Child pornography would be subjugating children who are not capable of having mature, constitutional notions of their rights, of what participating in pornography could do to their growth, etc. It would not be an act of freedom.

Again, you must understand the Founder's idea of freedom in order to discuss it.


And as far as the 2nd Amendment goes, here is a rule from the University of VA rulebook of 1819..."“No student shall, within the precincts of the University, introduce, keep or use any spirituous or vinous liquors, keep or use weapons or arms of any kind…”

That rule was ratified by the school's board of directors, which included Thomas Jefferson, James Madison, and James Monroe. Therefore, he Bill of Rights is not a catalogue of absolutes and it never was. We can have reasonable restrictions on the second amendment, and indeed the first amendment, without infringing upon our freedoms.

Schools (especially private ones as many were in the founding days) and localities can restrict such things.
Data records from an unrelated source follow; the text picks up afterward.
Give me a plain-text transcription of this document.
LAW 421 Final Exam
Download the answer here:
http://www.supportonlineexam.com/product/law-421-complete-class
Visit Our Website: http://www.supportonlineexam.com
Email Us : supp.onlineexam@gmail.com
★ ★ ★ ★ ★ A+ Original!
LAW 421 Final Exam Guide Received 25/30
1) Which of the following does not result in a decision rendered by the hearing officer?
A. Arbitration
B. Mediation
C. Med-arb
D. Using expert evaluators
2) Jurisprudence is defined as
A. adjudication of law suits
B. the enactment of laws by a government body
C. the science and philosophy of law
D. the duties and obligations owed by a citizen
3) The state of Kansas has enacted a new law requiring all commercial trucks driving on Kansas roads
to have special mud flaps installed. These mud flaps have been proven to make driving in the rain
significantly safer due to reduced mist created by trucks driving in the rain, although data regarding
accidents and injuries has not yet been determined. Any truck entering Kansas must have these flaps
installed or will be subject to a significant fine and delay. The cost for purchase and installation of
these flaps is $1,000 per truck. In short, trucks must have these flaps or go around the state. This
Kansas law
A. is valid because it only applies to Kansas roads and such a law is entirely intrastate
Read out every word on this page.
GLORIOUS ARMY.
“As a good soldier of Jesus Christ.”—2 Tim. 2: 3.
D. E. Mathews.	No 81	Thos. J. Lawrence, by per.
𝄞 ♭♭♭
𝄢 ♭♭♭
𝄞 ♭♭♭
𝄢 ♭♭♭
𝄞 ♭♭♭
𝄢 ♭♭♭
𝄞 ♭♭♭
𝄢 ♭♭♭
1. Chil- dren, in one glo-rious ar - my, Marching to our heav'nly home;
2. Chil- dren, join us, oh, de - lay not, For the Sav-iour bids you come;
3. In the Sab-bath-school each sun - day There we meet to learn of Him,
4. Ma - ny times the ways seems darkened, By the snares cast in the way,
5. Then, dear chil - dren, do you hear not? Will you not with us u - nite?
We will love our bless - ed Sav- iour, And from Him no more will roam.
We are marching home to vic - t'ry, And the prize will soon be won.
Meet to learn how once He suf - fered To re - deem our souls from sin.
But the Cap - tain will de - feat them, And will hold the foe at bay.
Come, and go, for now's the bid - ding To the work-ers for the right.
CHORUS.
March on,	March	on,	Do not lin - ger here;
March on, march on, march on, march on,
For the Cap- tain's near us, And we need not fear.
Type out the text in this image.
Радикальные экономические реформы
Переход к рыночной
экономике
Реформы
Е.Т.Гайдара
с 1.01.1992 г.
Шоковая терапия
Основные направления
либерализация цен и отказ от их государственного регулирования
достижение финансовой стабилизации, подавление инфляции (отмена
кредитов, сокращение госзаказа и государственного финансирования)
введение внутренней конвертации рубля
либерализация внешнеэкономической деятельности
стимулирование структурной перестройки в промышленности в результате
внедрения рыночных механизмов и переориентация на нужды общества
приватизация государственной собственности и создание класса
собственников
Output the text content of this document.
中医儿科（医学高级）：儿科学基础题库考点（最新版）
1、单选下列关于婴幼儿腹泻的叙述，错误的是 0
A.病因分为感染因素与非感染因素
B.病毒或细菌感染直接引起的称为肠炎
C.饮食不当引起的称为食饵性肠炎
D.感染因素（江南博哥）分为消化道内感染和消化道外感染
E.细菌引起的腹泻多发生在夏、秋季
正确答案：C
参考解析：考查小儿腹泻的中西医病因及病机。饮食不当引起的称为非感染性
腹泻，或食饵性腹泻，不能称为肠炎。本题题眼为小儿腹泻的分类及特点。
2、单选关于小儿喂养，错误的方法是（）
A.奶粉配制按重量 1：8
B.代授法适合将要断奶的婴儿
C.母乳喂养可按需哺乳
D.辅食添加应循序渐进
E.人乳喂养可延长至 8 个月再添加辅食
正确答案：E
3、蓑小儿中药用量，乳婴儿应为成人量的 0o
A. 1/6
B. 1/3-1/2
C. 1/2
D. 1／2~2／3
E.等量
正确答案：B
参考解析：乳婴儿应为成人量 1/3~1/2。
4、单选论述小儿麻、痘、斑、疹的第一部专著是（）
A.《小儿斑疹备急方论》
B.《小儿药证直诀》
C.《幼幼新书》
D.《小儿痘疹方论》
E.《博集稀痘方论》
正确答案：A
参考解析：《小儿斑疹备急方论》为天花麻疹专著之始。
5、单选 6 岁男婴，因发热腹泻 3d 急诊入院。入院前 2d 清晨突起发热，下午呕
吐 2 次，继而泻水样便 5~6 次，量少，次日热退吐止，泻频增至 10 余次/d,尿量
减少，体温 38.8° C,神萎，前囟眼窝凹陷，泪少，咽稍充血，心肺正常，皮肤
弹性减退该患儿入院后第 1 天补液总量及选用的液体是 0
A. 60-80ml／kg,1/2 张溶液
The federal government is far more limited by the Constitution.

I can't buy child pornography legally, but I can still say that Congress is full of jerks and write a letter criticizing the president without fear of the gulag.
And how can you insure that this will always be so?[/QUOTE]

"No, it's not the same issue"

How is it not the same issue? If the issue is "sometimes it's OK to limit freedoms in the interest of saving lives" than what's the difference?

"Restrictions are bad if they create legal precedents which can be used to expand the power to restrict"

Can you name a single law that can't be potentially expanded? If expandability makes a law bad, then all laws are bad.

"how can you insure that this will always be so?"

I can't. What I can be sure of, is that bump stocks can be used to slaughter huge numbers of people in no time. So we can worry about hypotheticals (which sound like something that someone wearing a tin foil hat would say), or we can respond to things that actually happen.